Insulin resistance is the best predictor for the development of diabetes in offspring of type 2 diabetic patients, but the mechanism responsible for it remains unknown. Recent studies have demonstrated increased intramyocellular lipid, decreased mitochondrial ATP synthesis and decreased mitochondrial density in the muscle of lean, insulin-resistant offspring of type 2 diabetics. These data suggest an important role for mitochondrial dysfunction in the pathogenesis of type 2 diabetes. To further explore this hypothesis we assessed rates of substrate oxidation in the muscle of these same individuals using 13C Magnetic Resonance Spectroscopy (MRS). Young, lean, insulin-resistant offspring of type 2 diabetics and insulin-sensitive control subjects underwent 13C-MRS studies to non-invasively assess rates of substrate oxidation in muscle by monitoring the incorporation of 13C label into C4 glutamate during a [2-13C]acetate infusion.

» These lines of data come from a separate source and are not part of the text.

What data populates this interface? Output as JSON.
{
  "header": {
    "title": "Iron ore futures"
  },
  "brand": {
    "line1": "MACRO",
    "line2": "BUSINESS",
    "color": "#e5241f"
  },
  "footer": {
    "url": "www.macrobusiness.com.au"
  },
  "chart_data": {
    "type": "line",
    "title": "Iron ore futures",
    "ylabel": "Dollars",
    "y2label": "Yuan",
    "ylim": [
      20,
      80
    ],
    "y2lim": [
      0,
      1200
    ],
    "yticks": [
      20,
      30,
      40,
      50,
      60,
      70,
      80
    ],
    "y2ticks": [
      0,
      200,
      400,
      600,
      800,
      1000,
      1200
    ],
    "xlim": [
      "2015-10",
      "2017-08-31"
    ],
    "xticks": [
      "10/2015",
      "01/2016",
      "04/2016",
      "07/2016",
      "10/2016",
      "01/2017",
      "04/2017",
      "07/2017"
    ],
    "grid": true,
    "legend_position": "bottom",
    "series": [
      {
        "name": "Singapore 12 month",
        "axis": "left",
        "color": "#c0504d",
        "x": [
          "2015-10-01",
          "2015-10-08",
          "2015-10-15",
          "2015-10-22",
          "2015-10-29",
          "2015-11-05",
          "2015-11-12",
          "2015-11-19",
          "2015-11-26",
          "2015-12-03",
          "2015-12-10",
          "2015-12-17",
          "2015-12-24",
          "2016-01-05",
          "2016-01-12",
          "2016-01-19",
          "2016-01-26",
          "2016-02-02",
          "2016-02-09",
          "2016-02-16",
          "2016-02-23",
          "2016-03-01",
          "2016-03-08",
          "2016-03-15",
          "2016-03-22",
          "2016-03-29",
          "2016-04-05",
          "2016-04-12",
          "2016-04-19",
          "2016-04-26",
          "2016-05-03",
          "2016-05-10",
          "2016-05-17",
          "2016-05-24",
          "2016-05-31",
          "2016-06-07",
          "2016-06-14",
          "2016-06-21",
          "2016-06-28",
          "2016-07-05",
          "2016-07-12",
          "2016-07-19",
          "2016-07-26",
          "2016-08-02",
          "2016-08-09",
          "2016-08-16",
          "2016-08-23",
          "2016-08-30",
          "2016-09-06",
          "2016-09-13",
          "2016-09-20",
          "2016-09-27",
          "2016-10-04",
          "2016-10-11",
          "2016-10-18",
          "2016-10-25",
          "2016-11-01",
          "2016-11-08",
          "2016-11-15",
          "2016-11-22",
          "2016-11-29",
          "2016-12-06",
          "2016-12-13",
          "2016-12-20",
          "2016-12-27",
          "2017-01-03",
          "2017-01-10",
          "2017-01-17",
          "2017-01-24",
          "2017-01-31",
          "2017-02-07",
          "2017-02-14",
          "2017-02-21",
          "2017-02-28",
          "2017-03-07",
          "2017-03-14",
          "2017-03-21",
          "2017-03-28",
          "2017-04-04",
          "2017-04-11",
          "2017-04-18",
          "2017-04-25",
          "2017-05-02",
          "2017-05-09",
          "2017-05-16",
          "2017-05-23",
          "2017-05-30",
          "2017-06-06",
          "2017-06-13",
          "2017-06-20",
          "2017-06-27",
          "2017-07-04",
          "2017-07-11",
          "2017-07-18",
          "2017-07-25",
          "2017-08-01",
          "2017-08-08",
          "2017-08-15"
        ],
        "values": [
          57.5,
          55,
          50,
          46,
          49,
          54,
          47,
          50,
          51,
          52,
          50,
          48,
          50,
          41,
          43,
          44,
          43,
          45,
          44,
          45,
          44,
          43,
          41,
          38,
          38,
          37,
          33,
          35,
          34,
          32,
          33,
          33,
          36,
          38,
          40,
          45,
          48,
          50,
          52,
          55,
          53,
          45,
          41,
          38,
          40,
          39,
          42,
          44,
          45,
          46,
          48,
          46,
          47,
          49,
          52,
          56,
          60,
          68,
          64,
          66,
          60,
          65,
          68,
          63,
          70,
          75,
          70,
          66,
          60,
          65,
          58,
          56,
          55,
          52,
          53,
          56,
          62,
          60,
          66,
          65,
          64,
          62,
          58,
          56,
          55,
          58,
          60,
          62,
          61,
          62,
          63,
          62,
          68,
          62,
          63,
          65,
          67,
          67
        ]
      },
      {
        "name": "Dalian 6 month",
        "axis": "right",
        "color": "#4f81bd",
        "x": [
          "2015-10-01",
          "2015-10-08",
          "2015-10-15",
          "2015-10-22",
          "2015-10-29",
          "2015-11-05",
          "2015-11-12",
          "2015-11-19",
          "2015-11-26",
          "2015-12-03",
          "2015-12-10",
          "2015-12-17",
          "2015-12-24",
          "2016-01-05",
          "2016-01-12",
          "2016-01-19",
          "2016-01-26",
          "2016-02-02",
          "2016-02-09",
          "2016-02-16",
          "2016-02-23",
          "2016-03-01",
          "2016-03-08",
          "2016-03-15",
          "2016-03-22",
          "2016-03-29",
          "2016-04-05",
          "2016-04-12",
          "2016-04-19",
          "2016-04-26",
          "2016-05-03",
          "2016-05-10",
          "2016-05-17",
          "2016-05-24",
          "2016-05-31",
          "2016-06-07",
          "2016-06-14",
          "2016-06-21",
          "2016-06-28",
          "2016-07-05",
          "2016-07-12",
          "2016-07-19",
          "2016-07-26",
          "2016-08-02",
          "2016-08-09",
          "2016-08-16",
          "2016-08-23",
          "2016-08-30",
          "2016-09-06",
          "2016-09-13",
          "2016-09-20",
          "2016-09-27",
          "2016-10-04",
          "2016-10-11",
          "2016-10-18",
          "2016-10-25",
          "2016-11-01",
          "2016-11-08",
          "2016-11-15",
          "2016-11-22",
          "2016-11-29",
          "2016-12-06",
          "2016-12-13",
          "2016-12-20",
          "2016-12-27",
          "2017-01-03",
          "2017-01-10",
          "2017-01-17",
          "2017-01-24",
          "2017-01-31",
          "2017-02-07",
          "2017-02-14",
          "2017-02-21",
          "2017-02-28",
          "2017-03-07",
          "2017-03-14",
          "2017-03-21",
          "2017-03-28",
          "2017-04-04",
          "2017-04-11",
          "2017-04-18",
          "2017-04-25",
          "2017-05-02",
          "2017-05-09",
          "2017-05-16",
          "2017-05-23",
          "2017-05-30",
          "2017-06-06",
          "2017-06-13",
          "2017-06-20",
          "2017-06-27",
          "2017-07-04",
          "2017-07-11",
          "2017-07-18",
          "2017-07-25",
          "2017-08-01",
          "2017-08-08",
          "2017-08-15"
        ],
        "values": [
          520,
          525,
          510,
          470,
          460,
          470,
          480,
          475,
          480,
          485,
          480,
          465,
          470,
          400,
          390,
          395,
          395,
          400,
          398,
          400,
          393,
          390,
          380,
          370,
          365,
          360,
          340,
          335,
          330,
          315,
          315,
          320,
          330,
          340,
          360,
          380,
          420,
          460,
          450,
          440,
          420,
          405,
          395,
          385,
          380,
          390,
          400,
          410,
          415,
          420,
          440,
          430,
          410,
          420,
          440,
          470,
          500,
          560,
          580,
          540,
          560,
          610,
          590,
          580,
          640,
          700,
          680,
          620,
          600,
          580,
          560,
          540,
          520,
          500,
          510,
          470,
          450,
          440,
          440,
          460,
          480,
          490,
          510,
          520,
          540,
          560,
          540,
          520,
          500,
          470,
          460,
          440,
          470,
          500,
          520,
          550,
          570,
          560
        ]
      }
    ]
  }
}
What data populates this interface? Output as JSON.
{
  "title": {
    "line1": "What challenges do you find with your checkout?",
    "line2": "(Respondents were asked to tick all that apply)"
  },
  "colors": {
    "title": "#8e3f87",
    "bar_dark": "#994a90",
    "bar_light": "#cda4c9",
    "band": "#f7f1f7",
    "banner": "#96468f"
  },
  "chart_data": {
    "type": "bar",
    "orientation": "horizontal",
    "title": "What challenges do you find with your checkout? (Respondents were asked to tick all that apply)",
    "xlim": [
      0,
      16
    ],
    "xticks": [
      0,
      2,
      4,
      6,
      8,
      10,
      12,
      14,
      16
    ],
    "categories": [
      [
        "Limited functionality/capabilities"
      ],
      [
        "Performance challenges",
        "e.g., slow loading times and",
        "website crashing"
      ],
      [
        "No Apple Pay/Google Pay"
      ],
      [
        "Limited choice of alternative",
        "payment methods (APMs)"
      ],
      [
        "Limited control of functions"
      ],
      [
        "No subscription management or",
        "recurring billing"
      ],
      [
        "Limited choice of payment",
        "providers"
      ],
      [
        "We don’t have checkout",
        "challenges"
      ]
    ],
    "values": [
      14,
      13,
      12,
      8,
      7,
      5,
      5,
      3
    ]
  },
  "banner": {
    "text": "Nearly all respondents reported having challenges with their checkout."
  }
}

Using this approach we found that rates of muscle mitochondrial substrate oxidation were decreased by 30% in lean, insulin-resistant offspring (59.8 ± 5.1 nmol/g/min, p=0.02) as compared to insulin-sensitive control subjects (96.1 ± 16.3 nmol/g/min). These data support the hypothesis that insulin resistance in skeletal muscle of insulin-resistant offspring is associated with dysregulation of intramyocellular fatty acid metabolism, possibly due to an inherited defect in the activity of mitochondrial oxidative-phosphorylation.